Alec Friedhoff, Howard Wial, and
Howard Wial Former Brookings Expert
Harold Wolman
HW
Harold Wolman Director, George Washington Institute of Public Policy, George Washington University

December 16, 2010

Between 1980 and 2009 the United States lost 7.1 million manufacturing jobs, about 38 percent of its manufacturing base. It lost most (two-thirds) of these jobs between 1980 and 2005, prior to the Great Recession. More than 61 percent of these lost jobs were in 114 indus­trial metropolitan areas—metropolitan areas that strongly specialized in manufacturing in 1980. This report examines the ways in which the industrial composition of those areas changed dur­ing the 1980–2005 period and the consequences that those changes have had for wage and employ­ment levels in those areas.

Although scholars, policymakers, and journalists have extensively analyzed and debated the causes of deindustrialization and its consequences for displaced workers, they have paid much less attention to the kinds of jobs that have replaced lost manufacturing jobs and to the consequences that industrial shifts have had for metropolitan areas. As a result, assertions about these phenomena have abounded. Some of these have been supported with evidence while others have been backed up only with theory or have simply been asserted without support.

An analysis of employment and wage data for 114 metropolitan areas that specialized in manu­facturing in 1980 and lost manufacturing jobs from 1980 to 2005 finds that:

Two-thirds (76) of the 114 metropolitan areas, mostly in the Midwest, performed worse than the nation as a whole in both job growth and average wage growth from 1980–2005. Only three (Charlotte, Manchester, and Portland, ME) performed better than the national aver­age on both. In general, metropolitan areas in the Northeast had slow job growth but relatively rapid wage growth, those in the South had rapid job growth but slow wage growth, and those in the Midwest had slow growth of both jobs and wages.

The metropolitan areas that lost the fewest manufacturing jobs gained the most non-manufacturing and advanced service jobs. Regardless of whether there is a cause-and-effect relationship between manufacturing and non-manufacturing jobs, the two are complementary rather than competitive.

Between 1980 and 2005, the 114 metropolitan areas typically had faster growth in transportation and warehousing and slower growth in advanced services, tourism, and government than the nation as a whole. The shift of employment toward transportation and warehousing accords with popular perceptions of employment change in these metropolitan areas, although it is uncertain whether that shift contributed to job or wage growth.
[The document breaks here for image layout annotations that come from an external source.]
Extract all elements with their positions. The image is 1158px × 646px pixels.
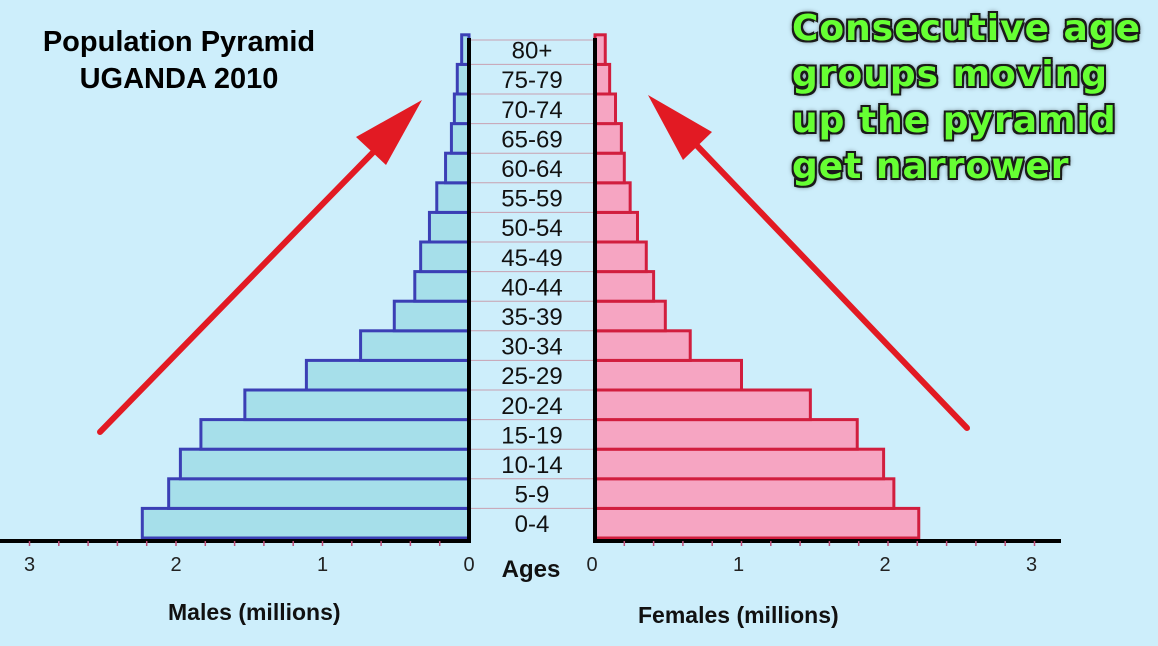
age-label-80+: 80+	[512, 38, 553, 65]
female-bar-15-19	[593, 418, 859, 451]
right-arrow-head	[648, 95, 712, 160]
age-label-0-4: 0-4	[515, 511, 550, 538]
age-label-30-34: 30-34	[501, 334, 562, 361]
age-label-55-59: 55-59	[501, 186, 562, 213]
age-label-15-19: 15-19	[501, 422, 562, 449]
chart-title: Population Pyramid UGANDA 2010	[20, 24, 338, 98]
female-tick-label-2: 2	[879, 554, 890, 576]
age-label-50-54: 50-54	[501, 215, 562, 242]
female-bar-20-24	[593, 388, 812, 422]
age-label-60-64: 60-64	[501, 156, 562, 183]
male-bar-20-24	[243, 388, 471, 422]
female-bar-5-9	[593, 477, 896, 510]
age-label-65-69: 65-69	[501, 126, 562, 153]
male-tick-label-1: 1	[317, 554, 328, 576]
female-bar-70-74	[593, 92, 618, 126]
male-bar-60-64	[444, 151, 471, 185]
age-label-10-14: 10-14	[501, 452, 562, 479]
age-label-25-29: 25-29	[501, 363, 562, 390]
male-bar-5-9	[167, 477, 471, 510]
male-bar-15-19	[199, 418, 471, 451]
female-bar-45-49	[593, 240, 648, 274]
left-arrow-head	[356, 100, 422, 165]
male-bar-55-59	[435, 181, 471, 214]
female-bar-25-29	[593, 358, 743, 392]
male-tick-label-2: 2	[170, 554, 181, 576]
female-tick-label-0: 0	[586, 554, 597, 576]
male-bar-0-4	[140, 506, 471, 540]
age-label-75-79: 75-79	[501, 67, 562, 94]
female-bar-30-34	[593, 329, 692, 362]
chart-title-line1: Population Pyramid	[42, 26, 316, 58]
left-arrow-shaft	[97, 134, 391, 435]
female-bar-0-4	[593, 506, 921, 540]
female-bar-55-59	[593, 181, 632, 214]
female-bar-10-14	[593, 447, 886, 481]
male-bar-70-74	[452, 92, 471, 126]
male-bar-35-39	[392, 299, 471, 333]
age-label-40-44: 40-44	[501, 274, 562, 301]
female-bar-50-54	[593, 210, 639, 244]
female-bar-60-64	[593, 151, 626, 185]
age-label-5-9: 5-9	[515, 482, 550, 509]
female-bar-35-39	[593, 299, 667, 333]
female-tick-label-1: 1	[733, 554, 744, 576]
male-bar-25-29	[304, 358, 471, 392]
age-label-70-74: 70-74	[501, 97, 562, 124]
females-axis-title: Females (millions)	[638, 602, 839, 628]
male-bar-50-54	[427, 210, 471, 244]
female-bar-65-69	[593, 122, 623, 155]
right-arrow-shaft	[679, 127, 970, 431]
male-bar-30-34	[359, 329, 471, 362]
male-bar-10-14	[178, 447, 471, 481]
male-tick-label-0: 0	[463, 554, 474, 576]
age-label-35-39: 35-39	[501, 304, 562, 331]
male-bar-65-69	[449, 122, 471, 155]
narrowing-annotation: Consecutive age groups moving up the pyr…	[792, 8, 1142, 187]
chart-title-line2: UGANDA 2010	[79, 63, 279, 95]
male-tick-label-3: 3	[24, 554, 35, 576]
male-bar-45-49	[419, 240, 471, 274]
male-bar-40-44	[413, 270, 471, 303]
age-label-20-24: 20-24	[501, 393, 562, 420]
age-label-45-49: 45-49	[501, 245, 562, 272]
female-bar-75-79	[593, 62, 612, 96]
ages-axis-label: Ages	[502, 556, 561, 583]
female-tick-label-3: 3	[1026, 554, 1037, 576]
males-axis-title: Males (millions)	[168, 599, 341, 625]
female-bar-40-44	[593, 270, 656, 303]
Of the 114 metropolitan areas, the typical region’s 1980–2005 job growth rate was 12.8 percentage points lower than it would have been if all its industries had grown at their respective national rates. The sluggish job growth in many of the 114 metropolitan areas, including those that specialized in autos and auto parts, was due more to slow job growth within the areas’ existing industries than to their specialization in industries that grew slowly throughout the nation.

Of the 114 metropolitan areas, the typical region’s 2005 average wage was 6.1 percent lower than it would have been if its industry composition had not changed since 1980. In the typical metropolitan area, employment in low-wage industries grew by 42.5 percent from 1980–2005, while employment in high-wage industries increased by only 11.7 percent. Because of changes in the industrial composition of employment, including the loss of manufacturing jobs, wages in most of the 114 metropolitan areas were lower than they would otherwise have been, but these wage-lowering industry shifts were similar to those that occurred nationwide.

The inflation-adjusted average wage grew by 16.9 percent between 1980 and 2005 in the 38 metropolitan areas that were most industrially diverse in 1980 but by only 9.5 per­cent in the 38 that were least industrially diverse. However, there was no difference in job growth between the most and least industrially diverse metropolitan areas.

The findings hold implications for economic development policy in deindustrialized metropolitan areas. By allowing us to examine and analyze common conceptions of American manufacturing, the findings reveal a solid baseline for economic development policymakers.